Against this background, this research was aimed at assessing the percentage of income that informal businesses spend on taxes, the frequency and types of taxes paid and its effect on their businesses. For a balanced view, tax enforcers and collectors were interviewed to get an understanding of the authority backing their tax collection and their system of remission.

This research explored the following questions:

• Total daily revenue of some informal businesses and percentage of this income spent on taxes
• Number of taxes paid daily, weekly or monthly and consequences for non-compliance
• Perceived effect on businesses and general perception of these tax arrangements
• Legitimacy of these tax networks, remittance networks and their stalks

The findings of this study clearly showed that the tax base of Nigeria is much larger than thought, but much of it is in the informal sector. These taxes, to a great extent, are not captured in any official records at state or federal level, reflecting the inability of the state to properly project itself, leaving the door open for other actors to come in and secure relevance. When Nigerians are asked why they do not pay taxes, they say it is because they get no services from the government. However, the entities that collect various levies from bus drivers, okada riders, hairdressers and vulcanisers, do not deliver much in terms of benefits either. It should, therefore, prompt a rethink of what really ensures higher tax compliance in a state, namely the credible threat of sanctions, up to and including violence.

This means that the capacity of state and federal governments to enforce tax collection is directly proportional to their ability to enforce penalties for tax default. We are also already seeing this emerge in some parts of the North-West and North-East, where armed groups can enforce tax compliance.

Our findings also bring into sharp relief the unease of doing business in Nigeria’s major cities. The arbitrary and multiple nature of taxes and levies affect all classes of economic actors, including those at the bottom of the pyramid.

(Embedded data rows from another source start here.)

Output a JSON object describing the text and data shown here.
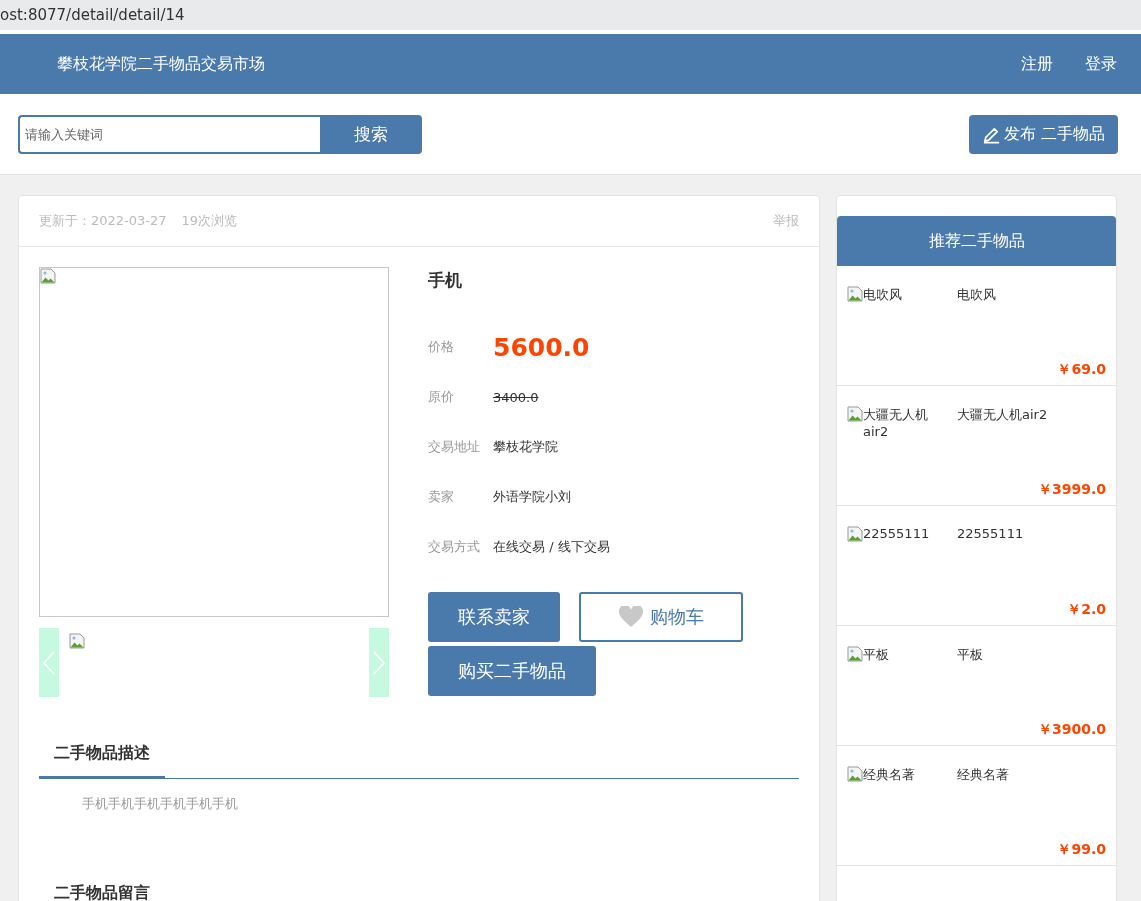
{
  "address_bar": {
    "url": "ost:8077/detail/detail/14"
  },
  "header": {
    "site_title": "攀枝花学院二手物品交易市场",
    "links": [
      "注册",
      "登录"
    ]
  },
  "search": {
    "placeholder": "请输入关键词",
    "button": "搜索"
  },
  "publish_button": {
    "label": "发布 二手物品"
  },
  "item": {
    "updated": "更新于：2022-03-27",
    "views": "19次浏览",
    "report": "举报",
    "title": "手机",
    "fields": [
      {
        "kind": "price",
        "label": "价格",
        "value": "5600.0"
      },
      {
        "kind": "original",
        "label": "原价",
        "value": "3400.0"
      },
      {
        "kind": "plain",
        "label": "交易地址",
        "value": "攀枝花学院"
      },
      {
        "kind": "plain",
        "label": "卖家",
        "value": "外语学院小刘"
      },
      {
        "kind": "plain",
        "label": "交易方式",
        "value": "在线交易 / 线下交易"
      }
    ],
    "buttons": [
      {
        "kind": "primary",
        "label": "联系卖家"
      },
      {
        "kind": "outline",
        "label": "购物车"
      },
      {
        "kind": "primary",
        "label": "购买二手物品"
      }
    ]
  },
  "sections": [
    {
      "kind": "tab",
      "title": "二手物品描述",
      "text": "手机手机手机手机手机手机"
    },
    {
      "kind": "heading",
      "title": "二手物品留言"
    }
  ],
  "recommend": {
    "title": "推荐二手物品",
    "items": [
      {
        "image_alt": "电吹风",
        "name": "电吹风",
        "price": "￥69.0"
      },
      {
        "image_alt": "大疆无人机air2",
        "name": "大疆无人机air2",
        "price": "￥3999.0"
      },
      {
        "image_alt": "22555111",
        "name": "22555111",
        "price": "￥2.0"
      },
      {
        "image_alt": "平板",
        "name": "平板",
        "price": "￥3900.0"
      },
      {
        "image_alt": "经典名著",
        "name": "经典名著",
        "price": "￥99.0"
      }
    ]
  }
}
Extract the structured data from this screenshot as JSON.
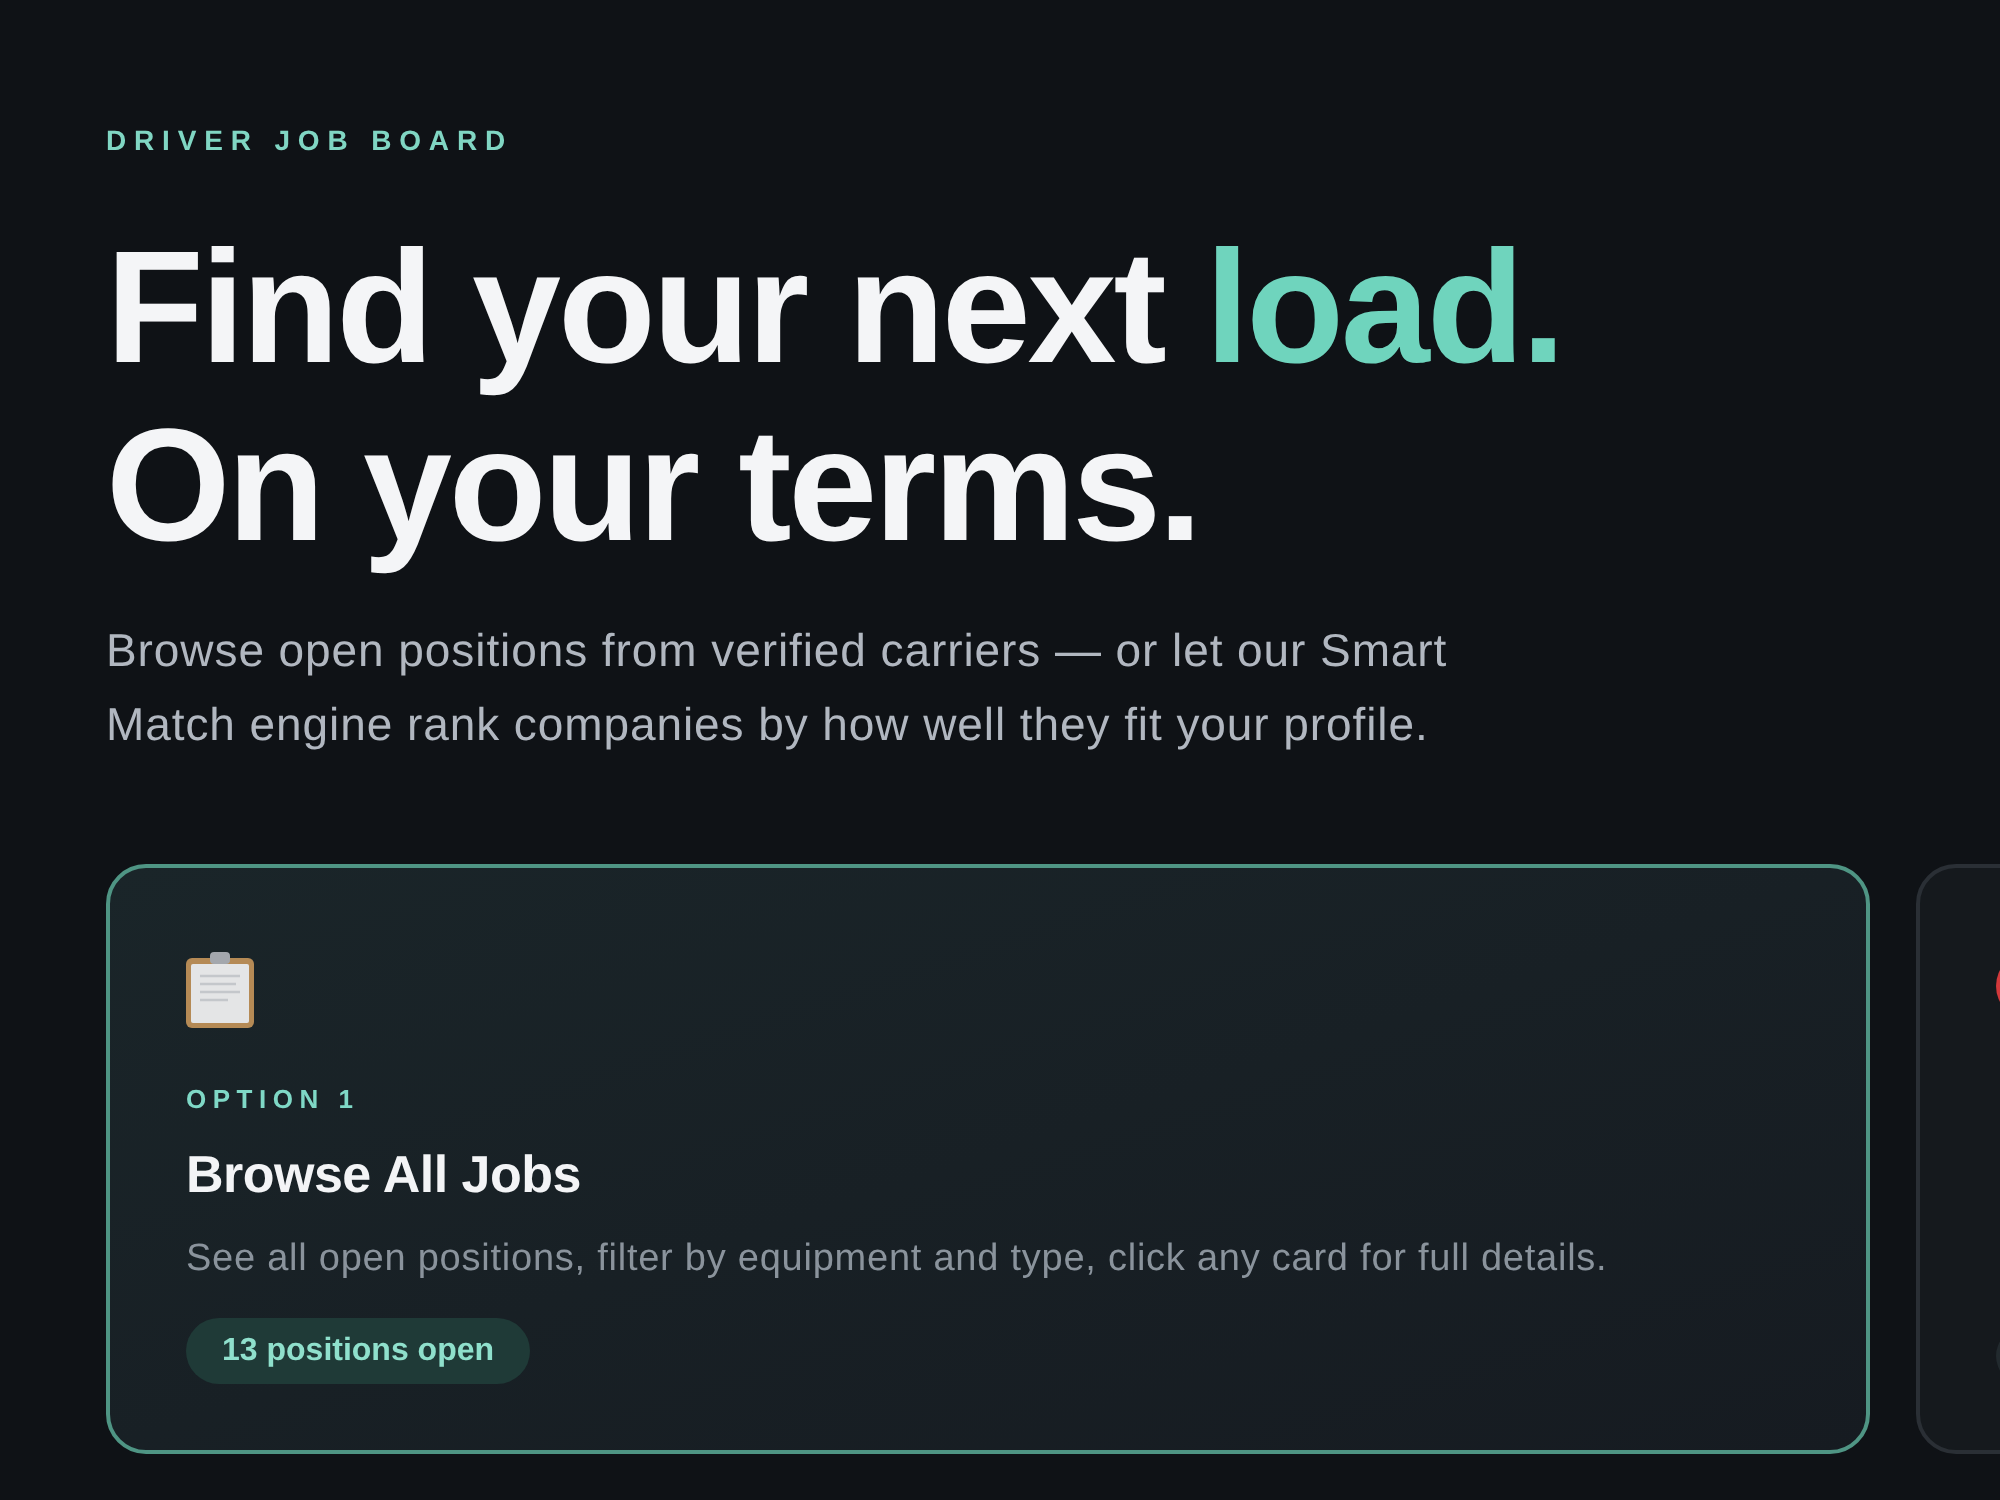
{
  "eyebrow": "DRIVER JOB BOARD",
  "headline": {
    "lines": [
      {
        "segments": [
          {
            "text": "Find your next",
            "accent": false
          },
          {
            "text": "load.",
            "accent": true
          }
        ]
      },
      {
        "segments": [
          {
            "text": "On your terms.",
            "accent": false
          }
        ]
      }
    ]
  },
  "intro": "Browse open positions from verified carriers — or let our Smart Match engine rank companies by how well they fit your profile.",
  "cards": [
    {
      "selected": true,
      "label": "OPTION 1",
      "title": "Browse All Jobs",
      "description": "See all open positions, filter by equipment and type, click any card for full details.",
      "badge": "13 positions open"
    },
    {
      "selected": false
    }
  ]
}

In their case, it only serves to impoverish these people who do not have the means to secure a better deal from those who collect these taxes.

These multiple and arbitrary taxes also have the effect of slowing down their financial gains and reducing their disposable income, which might have benefited other sectors of the economy.

To successfully incorporate the informal sector into the tax base of the country, it is our view that incidents of multiple taxation need to be addressed urgently. The process of administering tax Identification Numbers needs to be streamlined and tied to something that every Nigerian needs, such as a mobile phone number or National Identification Number and a Bank Verification Number. To this end, the concerted efforts around NIN registration will go a long way to achieve the objective of giving a foundational ID to Nigerians, upon which other services can be built.

We believe that the tax administration regime should be simplified and unions and non-state actors that place a tax burden on citizens should be checked. Also, the government needs to do a lot to surmount the distrust that citizens have for it, by showing people the benefits of tax compliance, which include better infrastructure and service delivery.